The Cosmic Wheel Sisterhood begins with a series of life-altering choices. The first is made by protagonist Fortuna, a witch 200 years into a 1000-year exile from her coven, who must decide whether to summon Abramar — an all-powerful being known as a behemoth. She does, and Abramar strikes a deal with Fortuna to give her a new deck to replace the tarot set her coven leader destroyed at the beginning of Fortuna’s exile. Fortuna’s acceptance of this deal makes her a criminal of the highest degree as colluding with behemoths is forbidden.

The next major choice falls on the player. To seal the pact with Abramar, Fortuna must sacrifice something of immense value. The player chooses to give up either Fortuna’s immortality, her coven, or the life of the person she loves most. Once that choice is made Fortuna’s fate is sealed, as is the player’s. At the end of Cosmic Wheel’s roughly eight-hour narrative, Abramar will collect his price.

In its opening hour, Cosmic Wheel deftly establishes its stance on the central themes of fate versus free will.

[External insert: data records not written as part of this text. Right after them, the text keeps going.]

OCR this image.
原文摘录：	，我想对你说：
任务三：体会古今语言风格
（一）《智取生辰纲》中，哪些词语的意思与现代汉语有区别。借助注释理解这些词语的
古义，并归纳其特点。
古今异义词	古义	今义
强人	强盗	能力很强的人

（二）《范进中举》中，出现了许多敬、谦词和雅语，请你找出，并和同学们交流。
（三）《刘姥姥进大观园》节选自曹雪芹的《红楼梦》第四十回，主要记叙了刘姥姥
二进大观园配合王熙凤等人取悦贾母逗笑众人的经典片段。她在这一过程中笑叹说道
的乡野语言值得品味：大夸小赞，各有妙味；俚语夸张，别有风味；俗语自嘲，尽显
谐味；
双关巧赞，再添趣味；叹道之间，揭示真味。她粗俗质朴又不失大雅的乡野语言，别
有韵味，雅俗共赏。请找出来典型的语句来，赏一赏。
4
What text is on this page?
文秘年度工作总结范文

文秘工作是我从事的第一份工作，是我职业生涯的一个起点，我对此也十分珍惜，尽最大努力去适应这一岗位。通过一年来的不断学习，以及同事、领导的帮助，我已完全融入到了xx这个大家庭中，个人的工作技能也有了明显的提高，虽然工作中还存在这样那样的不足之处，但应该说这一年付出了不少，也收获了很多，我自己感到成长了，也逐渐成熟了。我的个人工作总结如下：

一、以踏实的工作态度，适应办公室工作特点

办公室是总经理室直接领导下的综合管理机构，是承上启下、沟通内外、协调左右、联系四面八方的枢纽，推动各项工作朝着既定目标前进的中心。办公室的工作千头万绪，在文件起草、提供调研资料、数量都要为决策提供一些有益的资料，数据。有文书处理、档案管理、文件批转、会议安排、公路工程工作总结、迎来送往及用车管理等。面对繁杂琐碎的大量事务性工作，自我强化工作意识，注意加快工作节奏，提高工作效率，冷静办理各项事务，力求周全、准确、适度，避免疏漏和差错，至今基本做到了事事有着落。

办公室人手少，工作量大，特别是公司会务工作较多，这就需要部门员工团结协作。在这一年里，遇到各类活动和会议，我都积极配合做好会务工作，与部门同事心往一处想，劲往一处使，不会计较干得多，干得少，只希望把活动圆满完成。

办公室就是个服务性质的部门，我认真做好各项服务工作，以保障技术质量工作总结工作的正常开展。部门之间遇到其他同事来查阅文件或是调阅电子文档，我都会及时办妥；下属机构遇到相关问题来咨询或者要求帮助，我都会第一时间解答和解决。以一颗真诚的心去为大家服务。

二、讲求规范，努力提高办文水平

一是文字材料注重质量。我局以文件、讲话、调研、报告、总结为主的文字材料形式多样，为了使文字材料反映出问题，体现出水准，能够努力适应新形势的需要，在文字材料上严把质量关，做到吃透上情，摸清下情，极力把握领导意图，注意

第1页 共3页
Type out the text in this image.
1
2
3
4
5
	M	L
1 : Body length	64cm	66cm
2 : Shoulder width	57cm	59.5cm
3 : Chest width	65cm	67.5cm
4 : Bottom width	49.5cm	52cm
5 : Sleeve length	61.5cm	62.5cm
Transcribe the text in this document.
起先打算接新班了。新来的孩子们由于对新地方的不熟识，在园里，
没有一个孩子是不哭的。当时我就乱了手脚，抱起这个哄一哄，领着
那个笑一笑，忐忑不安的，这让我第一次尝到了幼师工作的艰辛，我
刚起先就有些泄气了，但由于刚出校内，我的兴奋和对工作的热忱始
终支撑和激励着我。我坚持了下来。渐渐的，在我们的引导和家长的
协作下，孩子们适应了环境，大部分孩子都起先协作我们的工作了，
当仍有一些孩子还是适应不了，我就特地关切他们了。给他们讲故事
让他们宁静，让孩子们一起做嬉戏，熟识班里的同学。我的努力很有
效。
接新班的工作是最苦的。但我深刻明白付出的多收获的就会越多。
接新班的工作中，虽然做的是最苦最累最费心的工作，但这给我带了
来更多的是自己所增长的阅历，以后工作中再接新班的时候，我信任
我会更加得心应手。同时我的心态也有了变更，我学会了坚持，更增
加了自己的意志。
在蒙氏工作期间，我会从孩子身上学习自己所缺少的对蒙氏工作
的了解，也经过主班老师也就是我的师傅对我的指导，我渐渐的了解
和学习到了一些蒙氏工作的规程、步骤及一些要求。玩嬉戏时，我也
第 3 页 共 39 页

The player and Fortuna have chosen their paths, but now their future is determined and there is nothing that can be done. Whatever happens next will only bring the inevitable end closer to fruition.

The game’s central mechanic, Fortuna’s new deck of fortune-telling cards, continuously beats this theme into the player. Due to some witch bureaucracy, Fortuna is granted the right to have visitors. From this point on, other witches (including old faces from Fortuna’s past) will come seeking advice in the form of readings.

Every card is unique to the player who crafted it in The Cosmic Wheel Sisterhood.

Devolver Digital

Readings consist of pulling a card from your deck and using it to read into the past, present, or future concerning the question posed by the visitor. But fortune-telling is not a precise art, and Fortuna is given room to interpret the cards. As such, when you pull a card, Cosmic Wheel gives you multiple dialogue options. Narratively, the player needs to be wary of what interpretation they choose to speak into existence, as Fortuna’s card reading will lock the future into place, just as Fortuna and the player are locked into their fate. It gives every reading a weight and responsibility that the player must consider.

This duty is even heavier on the player considering the deck used for readings is unique for every playthrough. This new deck does not fall into the traditional major and minor arcana of a normal tarot deck, rather Abramar lets Fortuna craft her own cards to bring about even stronger power. Crafting each card requires players to choose three components, each with their own meanings, and place them on a card to form the deck. This makes every deck unique to the player who created it. This also means that the readings possible from that deck, and their consequences, are the responsibility of the player.

The Cosmic Wheel Sisterhood’s blending of deck-building, visual novel narrative, and player choice makes it a unique indie unlike anything else.

The Cosmic Wheel Sisterhood is currently available on Nintendo Switch and PC.